Çetin Bey’in bu yeni, ‘bıyıksız’, olgunluk döneminin yazıları aslında toplumsal eskizlerdi. Yaşama nasıl bakılacağını, daha doğrusu bakılması gerektiğini size göstermeye çalışan kılavuz gibiydiler. O yazılar, Türkiye’de yeni yeni şekillenmeye başlayan bir burjuva kültürünün ne tür incelikler edinmesi gerektiğini gösteren yol işaretleri gibiydi aynı zamanda. Siyasi tahlilleri gündeliği aşmaya başlamış, sosyolojik analiz eskizleri haline gelmişti. Bunun ötesinde o dönemin Çetin Altan’ını, eğer siyasi takıntılarınız yoksa, sırf dili kullanışındaki kıvraklığın tadına varmak, yani okuma hazzı için okurdunuz.
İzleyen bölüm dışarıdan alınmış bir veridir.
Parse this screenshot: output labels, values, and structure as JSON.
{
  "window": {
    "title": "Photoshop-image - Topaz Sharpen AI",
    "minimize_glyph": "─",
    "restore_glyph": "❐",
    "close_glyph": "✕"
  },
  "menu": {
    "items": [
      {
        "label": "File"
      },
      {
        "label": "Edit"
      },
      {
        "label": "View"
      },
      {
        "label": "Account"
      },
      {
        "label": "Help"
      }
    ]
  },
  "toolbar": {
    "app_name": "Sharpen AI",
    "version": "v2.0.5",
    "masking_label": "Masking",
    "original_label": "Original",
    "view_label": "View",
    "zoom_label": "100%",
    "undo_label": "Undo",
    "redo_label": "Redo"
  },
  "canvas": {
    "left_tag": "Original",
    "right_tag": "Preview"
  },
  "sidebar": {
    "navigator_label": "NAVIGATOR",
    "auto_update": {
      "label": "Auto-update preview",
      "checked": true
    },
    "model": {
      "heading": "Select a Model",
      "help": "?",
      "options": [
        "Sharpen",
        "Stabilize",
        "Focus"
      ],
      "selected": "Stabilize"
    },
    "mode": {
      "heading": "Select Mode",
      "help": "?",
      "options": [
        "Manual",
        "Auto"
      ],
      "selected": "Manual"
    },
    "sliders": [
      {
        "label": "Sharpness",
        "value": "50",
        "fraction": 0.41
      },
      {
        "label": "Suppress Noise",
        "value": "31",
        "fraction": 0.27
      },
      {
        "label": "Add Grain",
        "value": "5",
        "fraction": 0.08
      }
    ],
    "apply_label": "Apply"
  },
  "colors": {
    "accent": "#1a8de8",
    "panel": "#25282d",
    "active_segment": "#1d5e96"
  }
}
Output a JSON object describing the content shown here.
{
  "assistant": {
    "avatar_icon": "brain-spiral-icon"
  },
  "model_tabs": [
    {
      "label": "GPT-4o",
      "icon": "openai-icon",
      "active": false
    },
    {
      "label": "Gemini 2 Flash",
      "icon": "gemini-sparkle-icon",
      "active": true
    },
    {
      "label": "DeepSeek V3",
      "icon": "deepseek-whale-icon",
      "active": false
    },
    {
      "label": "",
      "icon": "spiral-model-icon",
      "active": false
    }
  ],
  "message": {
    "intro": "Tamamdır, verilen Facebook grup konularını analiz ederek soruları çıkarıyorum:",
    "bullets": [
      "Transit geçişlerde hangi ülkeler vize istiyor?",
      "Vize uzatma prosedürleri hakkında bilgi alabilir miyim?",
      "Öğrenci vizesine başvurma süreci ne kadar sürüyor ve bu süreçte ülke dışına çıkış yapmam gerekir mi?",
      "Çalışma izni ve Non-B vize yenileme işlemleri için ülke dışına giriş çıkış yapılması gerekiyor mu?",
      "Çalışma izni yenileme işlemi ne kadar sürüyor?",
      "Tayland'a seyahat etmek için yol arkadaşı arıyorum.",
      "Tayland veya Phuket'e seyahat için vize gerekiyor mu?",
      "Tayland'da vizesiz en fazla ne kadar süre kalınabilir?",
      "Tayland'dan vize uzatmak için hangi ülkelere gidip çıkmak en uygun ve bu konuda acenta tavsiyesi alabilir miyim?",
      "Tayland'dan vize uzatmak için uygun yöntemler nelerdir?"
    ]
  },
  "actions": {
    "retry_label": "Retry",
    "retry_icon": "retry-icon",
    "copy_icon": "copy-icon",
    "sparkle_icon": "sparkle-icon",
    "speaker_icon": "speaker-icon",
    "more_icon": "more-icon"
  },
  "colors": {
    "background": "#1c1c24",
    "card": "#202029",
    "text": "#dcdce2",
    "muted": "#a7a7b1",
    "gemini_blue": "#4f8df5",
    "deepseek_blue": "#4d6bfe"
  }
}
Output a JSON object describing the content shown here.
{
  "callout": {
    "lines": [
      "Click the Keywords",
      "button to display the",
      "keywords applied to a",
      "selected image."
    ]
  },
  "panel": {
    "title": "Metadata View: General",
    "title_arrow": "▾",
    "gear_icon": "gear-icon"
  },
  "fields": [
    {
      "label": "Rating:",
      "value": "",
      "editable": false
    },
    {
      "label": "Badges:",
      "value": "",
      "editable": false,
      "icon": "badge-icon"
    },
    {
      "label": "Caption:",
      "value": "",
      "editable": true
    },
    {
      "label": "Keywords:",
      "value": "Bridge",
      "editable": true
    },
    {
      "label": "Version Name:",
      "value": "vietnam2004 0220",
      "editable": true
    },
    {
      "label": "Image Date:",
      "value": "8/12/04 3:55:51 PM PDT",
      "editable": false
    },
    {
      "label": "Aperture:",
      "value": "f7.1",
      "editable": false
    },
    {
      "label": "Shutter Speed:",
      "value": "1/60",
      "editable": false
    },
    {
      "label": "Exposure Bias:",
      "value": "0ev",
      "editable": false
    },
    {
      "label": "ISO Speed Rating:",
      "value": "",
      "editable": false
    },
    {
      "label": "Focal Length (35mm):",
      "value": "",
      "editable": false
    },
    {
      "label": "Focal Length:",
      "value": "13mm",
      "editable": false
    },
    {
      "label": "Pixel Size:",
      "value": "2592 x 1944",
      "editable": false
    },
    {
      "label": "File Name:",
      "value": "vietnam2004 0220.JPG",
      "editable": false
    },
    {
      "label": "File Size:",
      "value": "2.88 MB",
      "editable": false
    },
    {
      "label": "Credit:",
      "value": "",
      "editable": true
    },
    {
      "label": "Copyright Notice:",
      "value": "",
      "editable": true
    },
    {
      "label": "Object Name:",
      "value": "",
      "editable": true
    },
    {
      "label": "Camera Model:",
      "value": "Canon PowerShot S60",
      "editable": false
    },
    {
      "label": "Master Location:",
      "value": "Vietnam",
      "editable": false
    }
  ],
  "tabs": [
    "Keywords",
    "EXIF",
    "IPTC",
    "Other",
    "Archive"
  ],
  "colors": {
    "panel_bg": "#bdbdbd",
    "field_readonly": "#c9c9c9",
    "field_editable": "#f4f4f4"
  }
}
…Son yazısı “Hayal ettiğim ülke bu değildi” başlığıyla çıkmıştı. Şöyle yazmıştı: “Bir ömür, sadece amaca ulaşmak için harcanmaz. O amaca doğru atılacak bir-iki adıma yardımcı olmak için de harcanır… Biz torunlarımıza istediğimiz ülkeyi bırakamıyoruz… ama siz.. hayallerinizden, ümitlerinizden, mücadelenizden vazgeçmeyin.”
Kısacası yani şunu demişti: “Enseyi karartmayın.” Karartmayız Çetin Bey.